Il Consiglio di Stato intervenuto - con la sentenza n. 4694 del 15 settembre 2014 - a dirimere una controversia sorta tra un professionista ed Equitalia, ribadisce come solo pagando il debito con l’Erario il contribuente può mettersi al riparo dallo scomodo appellativo di “contribuente inadempiente” e ottenere, così, la cancellazione del proprio nome dalla lista degli inadempienti. 
Nel caso di specie, infatti, a nulla sono valse le motivazioni del professionista che lamentava l'omesso preavviso di inserimento nella citata lista degli inadempienti, come pure la mancata proporzionalità fra debito tributario e credito vantato verso altre pubbliche amministrazioni. 
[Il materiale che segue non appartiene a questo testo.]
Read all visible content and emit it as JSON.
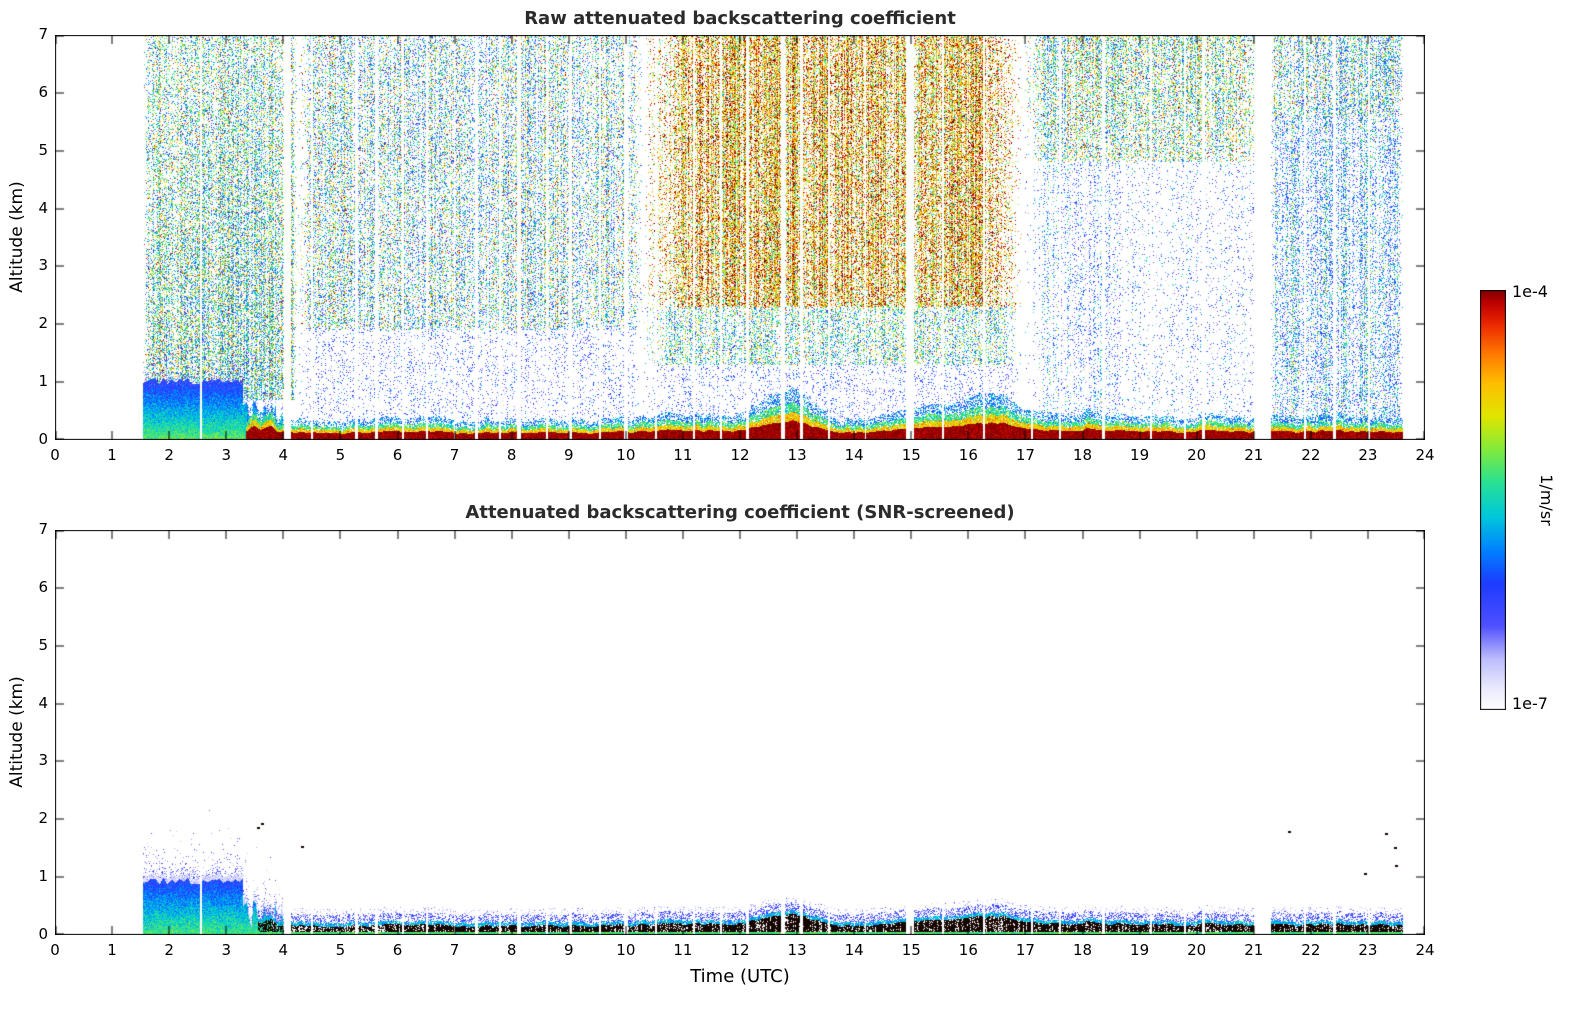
{
  "chart_data": [
    {
      "type": "heatmap",
      "title": "Raw attenuated backscattering coefficient",
      "xlabel": "",
      "ylabel": "Altitude (km)",
      "xlim": [
        0,
        24
      ],
      "ylim": [
        0,
        7
      ],
      "xticks": [
        0,
        1,
        2,
        3,
        4,
        5,
        6,
        7,
        8,
        9,
        10,
        11,
        12,
        13,
        14,
        15,
        16,
        17,
        18,
        19,
        20,
        21,
        22,
        23,
        24
      ],
      "yticks": [
        0,
        1,
        2,
        3,
        4,
        5,
        6,
        7
      ],
      "time_coverage": [
        1.55,
        23.62
      ],
      "value_scale": {
        "type": "log",
        "min": 1e-07,
        "max": 0.0001,
        "units": "1/m/sr"
      },
      "noise_regions": [
        {
          "name": "early-aloft",
          "t": [
            1.55,
            4.25
          ],
          "z": [
            0.7,
            7.0
          ],
          "mean": -5.45,
          "sd": 0.6,
          "density": 0.5,
          "colmod": 0.3,
          "zfade": 0.55,
          "soft": 0.1
        },
        {
          "name": "morning-aloft",
          "t": [
            4.25,
            10.3
          ],
          "z": [
            1.9,
            7.0
          ],
          "mean": -5.75,
          "sd": 0.7,
          "density": 0.34,
          "colmod": 0.6,
          "zfade": 0.9,
          "soft": 0.3
        },
        {
          "name": "morning-low",
          "t": [
            4.25,
            10.3
          ],
          "z": [
            0.3,
            1.9
          ],
          "mean": -6.35,
          "sd": 0.3,
          "density": 0.11,
          "colmod": 0.3,
          "soft": 0.2
        },
        {
          "name": "plume-aloft",
          "t": [
            10.3,
            16.95
          ],
          "z": [
            2.3,
            7.0
          ],
          "mean": -4.62,
          "sd": 0.5,
          "density": 0.52,
          "colmod": 0.25,
          "soft": 0.8
        },
        {
          "name": "plume-mid",
          "t": [
            10.3,
            16.95
          ],
          "z": [
            1.3,
            2.3
          ],
          "mean": -5.5,
          "sd": 0.55,
          "density": 0.3,
          "colmod": 0.25,
          "soft": 0.5
        },
        {
          "name": "plume-low",
          "t": [
            10.3,
            16.95
          ],
          "z": [
            0.3,
            1.3
          ],
          "mean": -6.35,
          "sd": 0.3,
          "density": 0.12,
          "colmod": 0.25,
          "soft": 0.3
        },
        {
          "name": "evening-clear",
          "t": [
            16.95,
            21.3
          ],
          "z": [
            0.3,
            4.8
          ],
          "mean": -6.3,
          "sd": 0.35,
          "density": 0.07,
          "colmod": 0.5,
          "soft": 0.3
        },
        {
          "name": "evening-streaks",
          "t": [
            17.25,
            18.75
          ],
          "z": [
            0.3,
            4.8
          ],
          "mean": -6.25,
          "sd": 0.35,
          "density": 0.17,
          "colmod": 0.7,
          "soft": 0.15
        },
        {
          "name": "evening-high",
          "t": [
            16.95,
            21.3
          ],
          "z": [
            4.8,
            7.0
          ],
          "mean": -5.35,
          "sd": 0.6,
          "density": 0.3,
          "colmod": 0.4,
          "zfade": 1.3,
          "soft": 0.5
        },
        {
          "name": "night-return",
          "t": [
            21.3,
            23.62
          ],
          "z": [
            0.3,
            7.0
          ],
          "mean": -6.05,
          "sd": 0.5,
          "density": 0.33,
          "colmod": 0.55,
          "soft": 0.1
        },
        {
          "name": "night-high",
          "t": [
            21.3,
            23.62
          ],
          "z": [
            5.6,
            7.0
          ],
          "mean": -5.7,
          "sd": 0.65,
          "density": 0.35,
          "colmod": 0.5,
          "soft": 0.1
        }
      ],
      "boundary_layer": {
        "t": [
          1.55,
          4.0
        ],
        "height": 1.02,
        "collapse_start": 3.3,
        "mean_bottom": -5.25,
        "mean_top": -6.2,
        "sd": 0.15,
        "top_speckle_density": 0.3,
        "top_speckle_mean": -6.55
      },
      "surface_layer": {
        "t": [
          3.35,
          23.62
        ],
        "base_height": 0.13,
        "jitter": 0.025,
        "bumps": [
          [
            3.5,
            0.1,
            0.1
          ],
          [
            3.78,
            0.08,
            0.09
          ],
          [
            11.0,
            0.5,
            0.04
          ],
          [
            12.55,
            0.4,
            0.09
          ],
          [
            13.0,
            0.3,
            0.13
          ],
          [
            15.55,
            0.7,
            0.09
          ],
          [
            16.55,
            0.45,
            0.12
          ],
          [
            18.1,
            0.5,
            0.05
          ],
          [
            20.3,
            0.4,
            0.04
          ],
          [
            22.5,
            0.6,
            0.03
          ]
        ],
        "layers": [
          {
            "zf": [
              0,
              1.0
            ],
            "mean": -4.03,
            "sd": 0.07,
            "density": 1.0
          },
          {
            "zf": [
              1.0,
              1.45
            ],
            "mean": -4.75,
            "sd": 0.2,
            "density": 0.95
          },
          {
            "zf": [
              1.45,
              1.95
            ],
            "mean": -5.35,
            "sd": 0.2,
            "density": 0.8
          },
          {
            "zf": [
              1.95,
              2.7
            ],
            "mean": -5.85,
            "sd": 0.25,
            "density": 0.45
          }
        ]
      },
      "gaps": [
        [
          2.56,
          0.04
        ],
        [
          4.08,
          0.12
        ],
        [
          4.5,
          0.04
        ],
        [
          5.28,
          0.06
        ],
        [
          5.63,
          0.05
        ],
        [
          6.1,
          0.04
        ],
        [
          6.52,
          0.03
        ],
        [
          7.0,
          0.03
        ],
        [
          7.38,
          0.06
        ],
        [
          7.8,
          0.03
        ],
        [
          8.13,
          0.07
        ],
        [
          8.62,
          0.03
        ],
        [
          9.03,
          0.05
        ],
        [
          9.55,
          0.03
        ],
        [
          10.0,
          0.08
        ],
        [
          10.53,
          0.04
        ],
        [
          11.2,
          0.04
        ],
        [
          11.67,
          0.03
        ],
        [
          12.13,
          0.06
        ],
        [
          12.76,
          0.07
        ],
        [
          13.08,
          0.05
        ],
        [
          13.56,
          0.03
        ],
        [
          14.2,
          0.03
        ],
        [
          14.98,
          0.14
        ],
        [
          15.56,
          0.04
        ],
        [
          16.27,
          0.04
        ],
        [
          17.12,
          0.03
        ],
        [
          17.6,
          0.03
        ],
        [
          18.37,
          0.05
        ],
        [
          19.2,
          0.03
        ],
        [
          19.8,
          0.03
        ],
        [
          20.12,
          0.04
        ],
        [
          21.15,
          0.3
        ],
        [
          21.9,
          0.03
        ],
        [
          22.42,
          0.05
        ],
        [
          23.02,
          0.04
        ]
      ]
    },
    {
      "type": "heatmap",
      "title": "Attenuated backscattering coefficient (SNR-screened)",
      "xlabel": "Time (UTC)",
      "ylabel": "Altitude (km)",
      "xlim": [
        0,
        24
      ],
      "ylim": [
        0,
        7
      ],
      "xticks": [
        0,
        1,
        2,
        3,
        4,
        5,
        6,
        7,
        8,
        9,
        10,
        11,
        12,
        13,
        14,
        15,
        16,
        17,
        18,
        19,
        20,
        21,
        22,
        23,
        24
      ],
      "yticks": [
        0,
        1,
        2,
        3,
        4,
        5,
        6,
        7
      ],
      "time_coverage": [
        1.55,
        23.62
      ],
      "value_scale": {
        "type": "log",
        "min": 1e-07,
        "max": 0.0001,
        "units": "1/m/sr"
      },
      "boundary_layer": {
        "t": [
          1.55,
          4.0
        ],
        "height": 1.02,
        "collapse_start": 3.3,
        "mean_bottom": -5.3,
        "mean_top": -6.2,
        "sd": 0.15,
        "top_speckle_density": 0.35,
        "top_speckle_mean": -6.5,
        "pale_top": -6.75,
        "high_speckle": {
          "t": [
            2.0,
            3.35
          ],
          "zmax": 1.85,
          "density": 0.05
        }
      },
      "surface_layer": {
        "t": [
          3.55,
          23.62
        ],
        "base_height": 0.16,
        "jitter": 0.03,
        "bumps": [
          [
            3.5,
            0.1,
            0.1
          ],
          [
            3.78,
            0.08,
            0.09
          ],
          [
            11.0,
            0.5,
            0.04
          ],
          [
            12.55,
            0.4,
            0.09
          ],
          [
            13.0,
            0.3,
            0.13
          ],
          [
            15.55,
            0.7,
            0.09
          ],
          [
            16.55,
            0.45,
            0.12
          ],
          [
            18.1,
            0.5,
            0.05
          ],
          [
            20.3,
            0.4,
            0.04
          ],
          [
            22.5,
            0.6,
            0.03
          ]
        ],
        "green_top": 0.06,
        "band_color": [
          22,
          4,
          0
        ],
        "band_density_early": 0.72,
        "band_density": 0.96,
        "fringe": [
          {
            "dz": 0.06,
            "mean": -5.7,
            "density": 0.85
          },
          {
            "dz": 0.2,
            "mean": -6.35,
            "density": 0.4
          },
          {
            "dz": 0.3,
            "mean": -6.7,
            "density": 0.15
          }
        ]
      },
      "specks": [
        [
          23.32,
          1.75,
          -4.7
        ],
        [
          23.5,
          1.2,
          -5.3
        ],
        [
          23.48,
          1.5,
          -5.5
        ],
        [
          22.95,
          1.05,
          -5.6
        ],
        [
          21.62,
          1.78,
          -4.9
        ],
        [
          4.32,
          1.52,
          -5.9
        ],
        [
          3.55,
          1.85,
          -4.0
        ],
        [
          3.62,
          1.92,
          -4.0
        ]
      ]
    }
  ],
  "colorbar": {
    "label": "1/m/sr",
    "top_label": "1e-4",
    "bottom_label": "1e-7",
    "colormap": [
      [
        0.0,
        255,
        255,
        255
      ],
      [
        0.05,
        235,
        235,
        252
      ],
      [
        0.12,
        190,
        190,
        252
      ],
      [
        0.2,
        80,
        80,
        255
      ],
      [
        0.3,
        30,
        60,
        255
      ],
      [
        0.38,
        0,
        130,
        255
      ],
      [
        0.46,
        0,
        200,
        220
      ],
      [
        0.54,
        40,
        225,
        150
      ],
      [
        0.62,
        130,
        235,
        60
      ],
      [
        0.7,
        225,
        230,
        0
      ],
      [
        0.78,
        255,
        190,
        0
      ],
      [
        0.85,
        255,
        120,
        0
      ],
      [
        0.92,
        235,
        40,
        0
      ],
      [
        0.97,
        190,
        0,
        0
      ],
      [
        1.0,
        128,
        0,
        0
      ]
    ]
  }
}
Secondo la sentenza, ogni contribuente è tenuto al rispetto più assoluto delle regole se non vuole incorrere nel rischio di essere etichettato come soggetto inadempiente, dal momento che l’articolo 48-bis del Dpr 602/1973, in materia di riscossione, prevede appunto rigidi formalismi nel rapporto tra creditori/debitori della Pa ed è sufficiente una cartella di poco superiore a 10mila euro non pagata per far scattare la qualifica di "contribuente inadempiente". 
Ne deriva che chiunque riceve una cartella di pagamento per un debito iscritto a ruolo, dopo i 60 giorni di tempo concessi per il suo pagamento, vedrà filtrate le proprie parcelle indirizzate alla Pubblica amministrazione prima del loro pagamento.